E a culpa de tudo isto não é apenas dos candidatos “generosos” ou dos eleitores desinformados. Quem tem a obrigação de garantir eleições “limpas” faz mal o seu trabalho, ou simplesmente assobia para o lado e finge que não vê ou que não sabe. A Comissão Eleitoral e o CCAC não se esforçam sequer para deixar claro que a corrupção eleitoral é um crime, e que se é difícil educar toda a população nesse sentido, deviam dar provas de competência e garantir que os prevaricadores seriam detidos e acusados, e que eles estariam atentos. Em vez de dúvidas e meias-certezas, interpretações diversas e silêncios oportunos, deviam apresentar uma definição esclarecedora do que é proibido durante o período de campanha, e no ideal seria tudo o que não fosse material autorizado e possa interferir no sentido de voto do eleitor – e isto inclui as “boleias” de autocarro até ao local do sufrágio. Não sei se isto é medo de enfrentar gente poderosa, com dinheiro e influência, e assim mexer num vespeiro e sair todo picado. Fica mais fácil apanhar um pobre diabo qualquer, um funcionário que engana o erário público em centenas de patacas, ou que se ausenta do serviço durante o horário de expediente para tomar o pequeno-almoço. O funcionário da DSAT recentemente detido por corrupção passiva cometeu um erro estratégico: recebeu “lai-si” fora do período de campanha eleitoral, a data oficialmente designada para esse efeito. Perante este cenário, temos corruptores, corrompidos e autoridades como o trio de cordas desta triste orquestra que são as eleições.

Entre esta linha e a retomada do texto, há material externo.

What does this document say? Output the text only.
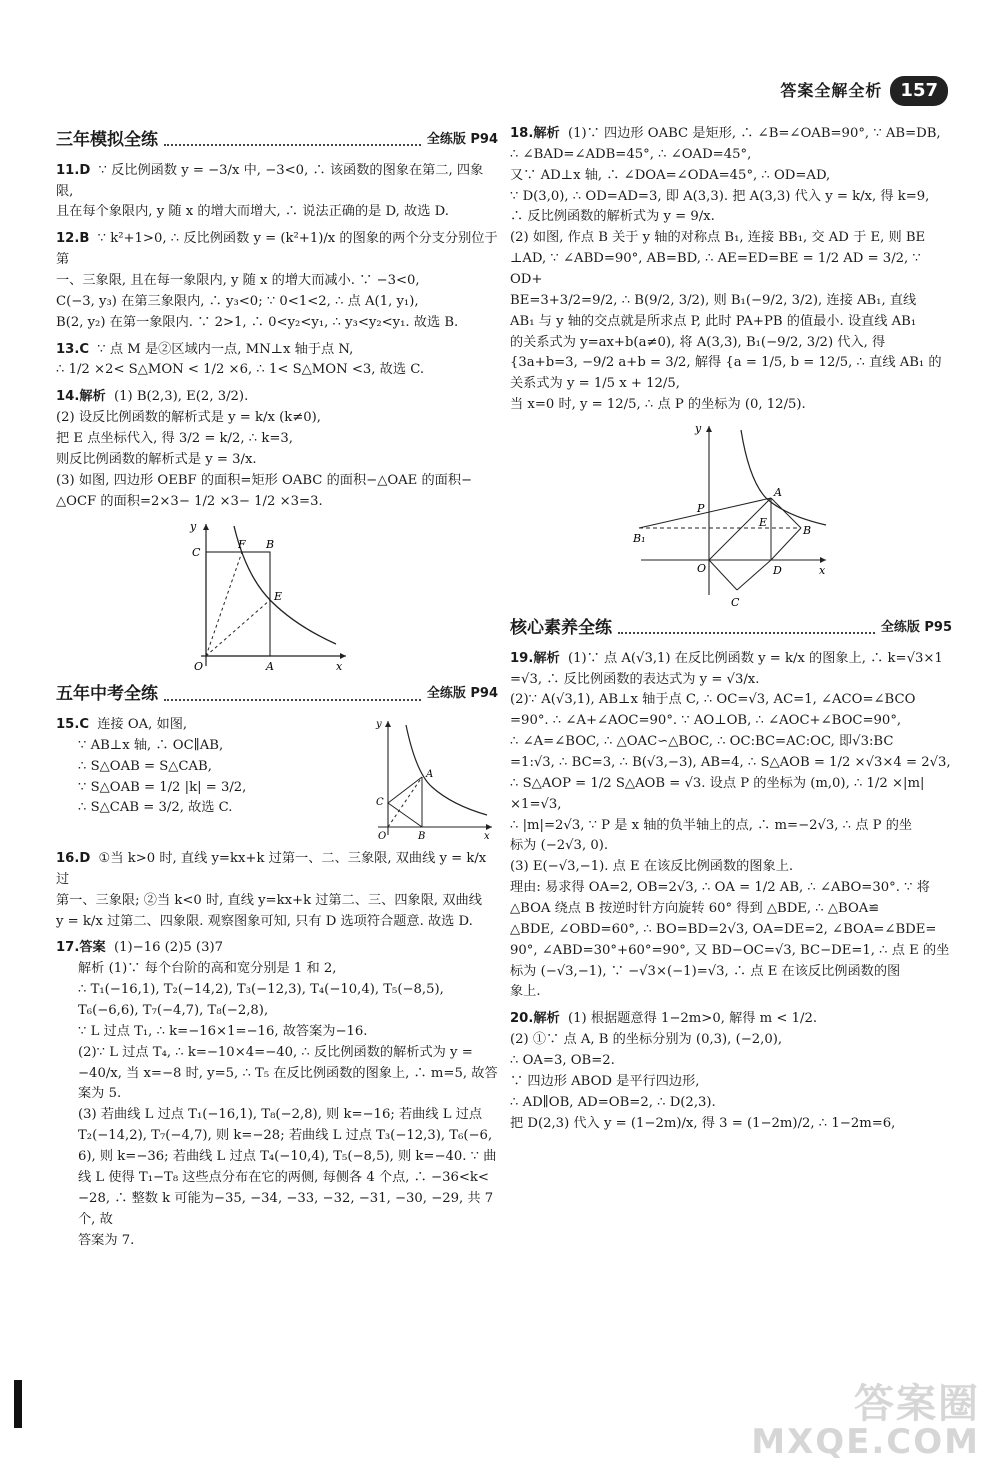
答案全解全析	157
三年模拟全练	全练版 P94
11.D ∵ 反比例函数 y = −3/x 中, −3<0, ∴ 该函数的图象在第二, 四象限,
且在每个象限内, y 随 x 的增大而增大, ∴ 说法正确的是 D, 故选 D.
12.B ∵ k²+1>0, ∴ 反比例函数 y = (k²+1)/x 的图象的两个分支分别位于第
一、三象限, 且在每一象限内, y 随 x 的增大而减小. ∵ −3<0,
C(−3, y₃) 在第三象限内, ∴ y₃<0; ∵ 0<1<2, ∴ 点 A(1, y₁),
B(2, y₂) 在第一象限内. ∵ 2>1, ∴ 0<y₂<y₁, ∴ y₃<y₂<y₁. 故选 B.
13.C ∵ 点 M 是②区域内一点, MN⊥x 轴于点 N,
∴ 1/2 ×2< S△MON < 1/2 ×6, ∴ 1< S△MON <3, 故选 C.
14.解析 (1) B(2,3), E(2, 3/2).
(2) 设反比例函数的解析式是 y = k/x (k≠0),
把 E 点坐标代入, 得 3/2 = k/2, ∴ k=3,
则反比例函数的解析式是 y = 3/x.
(3) 如图, 四边形 OEBF 的面积=矩形 OABC 的面积−△OAE 的面积−
△OCF 的面积=2×3− 1/2 ×3− 1/2 ×3=3.
y
C
F B
E
O	A	x
五年中考全练	全练版 P94
15.C 连接 OA, 如图,
∵ AB⊥x 轴, ∴ OC∥AB,
∴ S△OAB = S△CAB,
∵ S△OAB = 1/2 |k| = 3/2,
∴ S△CAB = 3/2, 故选 C.
y
A
C
O	B	x
16.D ①当 k>0 时, 直线 y=kx+k 过第一、二、三象限, 双曲线 y = k/x 过
第一、三象限; ②当 k<0 时, 直线 y=kx+k 过第二、三、四象限, 双曲线
y = k/x 过第二、四象限. 观察图象可知, 只有 D 选项符合题意. 故选 D.
17.答案 (1)−16 (2)5 (3)7
解析 (1)∵ 每个台阶的高和宽分别是 1 和 2,
∴ T₁(−16,1), T₂(−14,2), T₃(−12,3), T₄(−10,4), T₅(−8,5),
T₆(−6,6), T₇(−4,7), T₈(−2,8),
∵ L 过点 T₁, ∴ k=−16×1=−16, 故答案为−16.
(2)∵ L 过点 T₄, ∴ k=−10×4=−40, ∴ 反比例函数的解析式为 y =
−40/x, 当 x=−8 时, y=5, ∴ T₅ 在反比例函数的图象上, ∴ m=5, 故答
案为 5.
(3) 若曲线 L 过点 T₁(−16,1), T₈(−2,8), 则 k=−16; 若曲线 L 过点
T₂(−14,2), T₇(−4,7), 则 k=−28; 若曲线 L 过点 T₃(−12,3), T₆(−6,
6), 则 k=−36; 若曲线 L 过点 T₄(−10,4), T₅(−8,5), 则 k=−40. ∵ 曲
线 L 使得 T₁−T₈ 这些点分布在它的两侧, 每侧各 4 个点, ∴ −36<k<
−28, ∴ 整数 k 可能为−35, −34, −33, −32, −31, −30, −29, 共 7 个, 故
答案为 7.
18.解析 (1)∵ 四边形 OABC 是矩形, ∴ ∠B=∠OAB=90°, ∵ AB=DB,
∴ ∠BAD=∠ADB=45°, ∴ ∠OAD=45°,
又∵ AD⊥x 轴, ∴ ∠DOA=∠ODA=45°, ∴ OD=AD,
∵ D(3,0), ∴ OD=AD=3, 即 A(3,3). 把 A(3,3) 代入 y = k/x, 得 k=9,
∴ 反比例函数的解析式为 y = 9/x.
(2) 如图, 作点 B 关于 y 轴的对称点 B₁, 连接 BB₁, 交 AD 于 E, 则 BE
⊥AD, ∵ ∠ABD=90°, AB=BD, ∴ AE=ED=BE = 1/2 AD = 3/2, ∵ OD+
BE=3+3/2=9/2, ∴ B(9/2, 3/2), 则 B₁(−9/2, 3/2), 连接 AB₁, 直线
AB₁ 与 y 轴的交点就是所求点 P, 此时 PA+PB 的值最小. 设直线 AB₁
的关系式为 y=ax+b(a≠0), 将 A(3,3), B₁(−9/2, 3/2) 代入, 得
{3a+b=3, −9/2 a+b = 3/2, 解得 {a = 1/5, b = 12/5, ∴ 直线 AB₁ 的关系式为 y = 1/5 x + 12/5,
当 x=0 时, y = 12/5, ∴ 点 P 的坐标为 (0, 12/5).
y
A
P
E
B
B₁
O	D
C
x
核心素养全练	全练版 P95
19.解析 (1)∵ 点 A(√3,1) 在反比例函数 y = k/x 的图象上, ∴ k=√3×1
=√3, ∴ 反比例函数的表达式为 y = √3/x.
(2)∵ A(√3,1), AB⊥x 轴于点 C, ∴ OC=√3, AC=1, ∠ACO=∠BCO
=90°. ∴ ∠A+∠AOC=90°. ∵ AO⊥OB, ∴ ∠AOC+∠BOC=90°,
∴ ∠A=∠BOC, ∴ △OAC∽△BOC, ∴ OC:BC=AC:OC, 即√3:BC
=1:√3, ∴ BC=3, ∴ B(√3,−3), AB=4, ∴ S△AOB = 1/2 ×√3×4 = 2√3,
∴ S△AOP = 1/2 S△AOB = √3. 设点 P 的坐标为 (m,0), ∴ 1/2 ×|m|×1=√3,
∴ |m|=2√3, ∵ P 是 x 轴的负半轴上的点, ∴ m=−2√3, ∴ 点 P 的坐
标为 (−2√3, 0).
(3) E(−√3,−1). 点 E 在该反比例函数的图象上.
理由: 易求得 OA=2, OB=2√3, ∴ OA = 1/2 AB, ∴ ∠ABO=30°. ∵ 将
△BOA 绕点 B 按逆时针方向旋转 60° 得到 △BDE, ∴ △BOA≌
△BDE, ∠OBD=60°, ∴ BO=BD=2√3, OA=DE=2, ∠BOA=∠BDE=
90°, ∠ABD=30°+60°=90°, 又 BD−OC=√3, BC−DE=1, ∴ 点 E 的坐
标为 (−√3,−1), ∵ −√3×(−1)=√3, ∴ 点 E 在该反比例函数的图
象上.
20.解析 (1) 根据题意得 1−2m>0, 解得 m < 1/2.
(2) ①∵ 点 A, B 的坐标分别为 (0,3), (−2,0),
∴ OA=3, OB=2.
∵ 四边形 ABOD 是平行四边形,
∴ AD∥OB, AD=OB=2, ∴ D(2,3).
把 D(2,3) 代入 y = (1−2m)/x, 得 3 = (1−2m)/2, ∴ 1−2m=6,
答案圈
MXQE.COM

Mas quem somos nós para duvidar da legitimidade do acto eleitoral e questionar os resultados? Ganhou quem teve mais votos e é assim que funciona a democracia, certo? Claro, mas agora vamos ver quem é que o eleitorado colocou na AL para os próximos quatro anos: quatro deputados do campo “do contra”, se nesta definição incluirmos a Nova Esperança, três dos chamados tradicionais, e sete do sector do empresariado e dos casinos. Sete empresários a juntar aos 12 que foram eleitos pelo sufrágio indirecto, e mais dois ou três que o Chefe do Executivo ainda pode nomear, dos sete que irão compôr o ramalhete. Ou seja, de entre 33 deputados, arriscamo-nos a ter mais de 25 empresários, pessoas que estão ali no orgão legislativo por excelência, com o dever de fiscalizar a acção do Executivo, a tratar da própria vidinha. É fácil prever o que vai acontecer na hora de votar propostas de lei ou diplomas. O que lhes der jeito, votam sim, o que não lhes dá jeito ou não lhes dizer respeito directamente e por isso estão-se nas tintas, dizem não. Se o Executivo quiser contar com o seu voto para aprovar seja o que for, é só dar-lhes um “rebuçado” – uma concessãozita aqui, a realização de mais uma obra ali, mais um regulamento administrativo que lhes facilite os negócios, é fácil. E fica ainda mais fácil engraxar o Executivo; qualquer coisa que os democratas proponham, nem que seja para o bem de todos, é só votar “não”.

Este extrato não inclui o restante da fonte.